Rasool connected this to U.S. immigration patterns, asking, “What other motive explains that you have a net deportation of Black and brown people from the US and a net importation of white Afrikaners into the US, ostensibly as refugees? There’s no rational explanation except that there’s an instinct at play – and I call it a supremacist instinct.”
A “Serious Charge” and a “Badge of Honour”
When Morgan pressed him on the gravity of labelling a sitting U.S. president a white supremacist, Rasool did not flinch.
“It’s a serious charge, but the American president makes serious charges every day of his life. You can’t have such thin skin when you dish it out,” he retorted.
He reframed his expulsion not as a punishment, but as a testament to his impact. He called it a “badge of honour” that “one ambassador out of almost 200 said something, and it was heard in the Oval Office. It hurt the Oval Office. It pierced their very thin skin.”
When asked directly if he believes Trump is a white supremacist, Rasool’s answer was unequivocal: “I think he has mobilised that instinct in the US. I think it’s the source of his goal.”
The Lingering Diplomatic Fallout
The interview underscores the profoundly fractured state of U.S.-South Africa relations. The tension was further highlighted by a conflicting narrative over U.S. participation in the G20 Summit. While President Cyril Ramaphosa announced a last-minute “change of mind” from Washington, the White House immediately pushed back, with Press Secretary Karoline Leavitt accusing Ramaphosa of “running his mouth.”

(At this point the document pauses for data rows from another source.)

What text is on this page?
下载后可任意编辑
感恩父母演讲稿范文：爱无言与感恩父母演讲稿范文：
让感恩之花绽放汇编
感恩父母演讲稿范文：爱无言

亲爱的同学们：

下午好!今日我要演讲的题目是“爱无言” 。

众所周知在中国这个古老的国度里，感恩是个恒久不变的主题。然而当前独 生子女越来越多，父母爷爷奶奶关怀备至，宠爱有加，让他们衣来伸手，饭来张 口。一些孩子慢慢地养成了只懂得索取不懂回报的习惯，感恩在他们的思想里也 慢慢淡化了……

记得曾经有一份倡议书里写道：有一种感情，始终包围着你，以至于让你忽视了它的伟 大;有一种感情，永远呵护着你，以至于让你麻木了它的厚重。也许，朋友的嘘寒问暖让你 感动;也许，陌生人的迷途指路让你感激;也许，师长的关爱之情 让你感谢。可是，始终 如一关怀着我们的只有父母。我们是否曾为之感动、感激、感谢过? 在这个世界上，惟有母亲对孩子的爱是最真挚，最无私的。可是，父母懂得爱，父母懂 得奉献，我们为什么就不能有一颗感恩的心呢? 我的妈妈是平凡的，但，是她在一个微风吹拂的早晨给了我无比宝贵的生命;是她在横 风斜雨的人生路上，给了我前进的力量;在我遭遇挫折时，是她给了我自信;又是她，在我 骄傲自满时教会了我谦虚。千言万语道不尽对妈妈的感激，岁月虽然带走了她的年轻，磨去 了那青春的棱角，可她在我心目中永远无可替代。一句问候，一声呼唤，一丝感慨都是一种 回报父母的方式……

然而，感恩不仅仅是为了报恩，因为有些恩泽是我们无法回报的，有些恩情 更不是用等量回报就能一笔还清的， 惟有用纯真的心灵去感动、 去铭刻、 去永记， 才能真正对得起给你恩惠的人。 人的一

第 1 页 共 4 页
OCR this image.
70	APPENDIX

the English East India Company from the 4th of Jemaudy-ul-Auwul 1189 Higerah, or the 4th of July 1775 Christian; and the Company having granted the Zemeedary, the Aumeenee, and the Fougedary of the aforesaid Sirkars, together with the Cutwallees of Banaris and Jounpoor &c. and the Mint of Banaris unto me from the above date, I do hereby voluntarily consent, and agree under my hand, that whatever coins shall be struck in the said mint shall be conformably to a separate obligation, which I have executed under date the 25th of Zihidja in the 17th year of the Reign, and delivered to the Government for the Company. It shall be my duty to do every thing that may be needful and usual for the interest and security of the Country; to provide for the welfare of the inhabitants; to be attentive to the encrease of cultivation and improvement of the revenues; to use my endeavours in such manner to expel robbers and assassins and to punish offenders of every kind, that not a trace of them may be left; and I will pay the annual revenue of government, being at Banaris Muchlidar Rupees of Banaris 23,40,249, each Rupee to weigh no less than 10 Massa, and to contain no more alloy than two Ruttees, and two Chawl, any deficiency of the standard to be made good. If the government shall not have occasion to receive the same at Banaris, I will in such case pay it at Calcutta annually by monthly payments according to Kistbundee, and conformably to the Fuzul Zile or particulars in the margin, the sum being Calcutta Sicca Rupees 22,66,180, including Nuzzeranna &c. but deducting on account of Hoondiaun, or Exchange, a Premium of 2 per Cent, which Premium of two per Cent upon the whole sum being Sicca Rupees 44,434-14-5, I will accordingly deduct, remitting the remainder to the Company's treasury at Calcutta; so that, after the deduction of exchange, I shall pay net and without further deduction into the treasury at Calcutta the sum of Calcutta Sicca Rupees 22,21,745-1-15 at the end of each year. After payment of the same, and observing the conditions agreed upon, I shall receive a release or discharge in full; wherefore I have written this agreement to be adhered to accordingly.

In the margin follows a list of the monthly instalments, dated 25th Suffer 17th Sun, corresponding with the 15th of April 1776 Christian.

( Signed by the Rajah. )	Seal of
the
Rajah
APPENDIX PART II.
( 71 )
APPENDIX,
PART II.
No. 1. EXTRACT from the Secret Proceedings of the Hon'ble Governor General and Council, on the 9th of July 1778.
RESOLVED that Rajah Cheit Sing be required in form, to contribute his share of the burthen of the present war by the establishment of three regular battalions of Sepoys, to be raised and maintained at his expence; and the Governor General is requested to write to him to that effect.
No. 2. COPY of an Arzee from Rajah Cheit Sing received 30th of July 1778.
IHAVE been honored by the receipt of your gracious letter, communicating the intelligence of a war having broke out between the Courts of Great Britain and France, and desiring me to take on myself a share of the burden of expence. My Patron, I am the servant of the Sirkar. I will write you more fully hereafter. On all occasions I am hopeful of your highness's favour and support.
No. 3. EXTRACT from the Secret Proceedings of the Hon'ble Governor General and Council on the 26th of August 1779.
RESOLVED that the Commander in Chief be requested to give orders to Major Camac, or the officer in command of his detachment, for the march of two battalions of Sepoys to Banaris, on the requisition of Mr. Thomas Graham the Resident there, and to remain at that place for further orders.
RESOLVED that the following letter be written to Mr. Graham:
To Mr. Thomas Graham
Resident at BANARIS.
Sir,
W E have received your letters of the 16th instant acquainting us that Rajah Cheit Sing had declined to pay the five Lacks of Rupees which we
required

This public spat, set against the backdrop of Rasool’s expulsion and his unwavering accusations, reveals a diplomatic chasm that shows no signs of narrowing. For Rasool, the line is clear. On Trump doubling down on the genocide claim, he concluded, “You never double down on the wrong… And therefore, he has no right to double down on falsehoods.” In this high-stakes war of words, the former ambassador has made it clear he has no intention of surrendering.